The Sahrawi students were able to air their grievances in Rabat, which helped to promote the wider exchanges with the Koutla delegation in April. Nonetheless, further demonstrations were held on May 17, in both Marrakesh and Rabat, where a total of 51 persons were reportedly arrested. According to former Sahrawi prisoners interviewed in Laayoune in July, there has been no perceptible improvement in their situation. They still feel intimidated from expressing their political views openly. They claim their pro-independence sentiments are widely shared by Sahrawis living in the territory, though it is impossible in the present circumstances to confirm. They claim further that at the time of the police beatings in September 1999, Moroccan residents of the cinderblock bidonvilles came to their defense, and that since then a previously absent solidarity has developed between some of these people and the Sahrawi population of Laayoune.

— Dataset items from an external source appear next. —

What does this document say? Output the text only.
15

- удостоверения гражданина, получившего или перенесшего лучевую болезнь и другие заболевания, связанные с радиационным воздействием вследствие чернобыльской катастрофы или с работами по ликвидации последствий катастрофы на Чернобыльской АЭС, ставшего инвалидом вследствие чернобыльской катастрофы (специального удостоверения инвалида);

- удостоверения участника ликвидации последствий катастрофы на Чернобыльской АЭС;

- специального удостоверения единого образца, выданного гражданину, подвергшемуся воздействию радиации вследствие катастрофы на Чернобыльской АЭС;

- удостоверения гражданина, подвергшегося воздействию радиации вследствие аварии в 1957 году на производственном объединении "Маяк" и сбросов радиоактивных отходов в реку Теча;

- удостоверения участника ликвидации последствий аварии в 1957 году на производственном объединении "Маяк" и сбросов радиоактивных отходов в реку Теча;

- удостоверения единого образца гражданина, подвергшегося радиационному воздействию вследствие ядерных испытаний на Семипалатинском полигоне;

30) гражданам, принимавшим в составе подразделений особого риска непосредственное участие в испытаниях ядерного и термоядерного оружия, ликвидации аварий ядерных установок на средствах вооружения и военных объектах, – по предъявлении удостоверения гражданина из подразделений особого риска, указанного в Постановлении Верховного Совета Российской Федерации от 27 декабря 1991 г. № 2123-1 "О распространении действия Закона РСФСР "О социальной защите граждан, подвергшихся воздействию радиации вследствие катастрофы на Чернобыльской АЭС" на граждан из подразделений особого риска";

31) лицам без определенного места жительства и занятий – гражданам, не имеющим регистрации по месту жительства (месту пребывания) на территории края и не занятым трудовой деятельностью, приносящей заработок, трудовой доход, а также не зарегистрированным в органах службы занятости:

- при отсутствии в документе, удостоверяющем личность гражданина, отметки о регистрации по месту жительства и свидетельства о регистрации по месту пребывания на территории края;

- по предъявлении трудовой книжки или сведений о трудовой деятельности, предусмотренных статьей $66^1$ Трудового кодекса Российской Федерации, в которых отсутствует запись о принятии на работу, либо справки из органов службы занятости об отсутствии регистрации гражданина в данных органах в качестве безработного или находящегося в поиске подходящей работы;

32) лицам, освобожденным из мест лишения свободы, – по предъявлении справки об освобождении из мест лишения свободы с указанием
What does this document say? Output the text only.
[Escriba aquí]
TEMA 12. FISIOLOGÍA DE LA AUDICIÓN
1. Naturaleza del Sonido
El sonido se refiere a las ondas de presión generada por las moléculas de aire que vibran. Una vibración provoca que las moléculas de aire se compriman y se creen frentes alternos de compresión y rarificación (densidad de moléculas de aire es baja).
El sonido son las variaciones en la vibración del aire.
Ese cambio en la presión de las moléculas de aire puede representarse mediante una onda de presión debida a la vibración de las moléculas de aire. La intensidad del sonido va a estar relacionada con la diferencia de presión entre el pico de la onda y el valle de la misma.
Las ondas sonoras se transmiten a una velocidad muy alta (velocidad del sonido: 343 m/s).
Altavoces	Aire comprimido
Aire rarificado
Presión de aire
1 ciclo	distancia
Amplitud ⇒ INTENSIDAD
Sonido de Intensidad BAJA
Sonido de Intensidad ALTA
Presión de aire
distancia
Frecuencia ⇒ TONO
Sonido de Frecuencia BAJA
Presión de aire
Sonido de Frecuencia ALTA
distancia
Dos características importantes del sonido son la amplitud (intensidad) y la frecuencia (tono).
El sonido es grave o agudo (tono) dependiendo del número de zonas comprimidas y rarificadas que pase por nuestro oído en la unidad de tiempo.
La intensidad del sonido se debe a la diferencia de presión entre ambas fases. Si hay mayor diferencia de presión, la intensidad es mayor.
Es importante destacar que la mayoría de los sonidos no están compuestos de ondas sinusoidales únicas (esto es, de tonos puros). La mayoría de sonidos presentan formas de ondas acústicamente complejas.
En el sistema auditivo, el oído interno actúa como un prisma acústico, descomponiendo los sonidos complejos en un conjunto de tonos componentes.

Morocco and the Western Sahara
Has there been any shift in Morocco’s position on the Western Sahara during King Mohammed VI’s first year and a half on the throne? As noted above, the king took several steps to lighten the heavy hand of Moroccan administration in the territory. He took other actions on the national level — for example, the creation of an arbitration panel in August 1999 — that affect Sahrawis as well. But the main lines of his Saharan policy have substantially continued his father’s campaign to assert and defend Morocco’s historic rights to the Sahara, to “recover” the territory and to integrate it into the Kingdom of Morocco. Despite half-hearted pressure from the US and UN, Mohammed VI delayed a scheduled referendum over independence in the Western Sahara indefinitely.
In a rare public interview in June 2000, the king took a firm position on Algeria’s important role in the problem. He stated “frankly” that the Sahara issue “is a problem between Morocco and Algeria,” and said of the Polisario Front’s government-in-exile, the Saharan Democratic Arab Republic (RASD), “This is Algeria’s creation.”  In view of the strong political consensus within Morocco against concessions on the Sahara issue and King Mohammed VI’s strong stand on Algeria’s involvement, it is very unlikely that Morocco’s Saharan policy will shift dramatically in the foreseeable future.
 US State Department, Bureau of Democracy, Human Rights and Labor, “1999 State Department Human Rights Report on Morocco,” mimeo., February 25, 2000, pp. 4, 5, 7, 10 and 14. According to p. 10 of this report, “Human rights NGOs claim that such police actions created a ‘climate of fear’ in the city, forcing some families to flee the city or change residences nightly to avoid such police actions.”
 Ibid., p. 14.
 Ibid., pp. 5, 14.
 The amounts of compensation awarded by the “Instance d’arbitrage indépendante pour l’indemnisation des victimes de la disparition forcée et de la détention arbitraire” varied from $5,000-$15,000 for one category of persons to $25,000-$300,000 for another category. Demain, July 22-September 8, 2000.
 Le Journal 119, April 22-26, 2000.
 Time (international edition), June 26, 2000.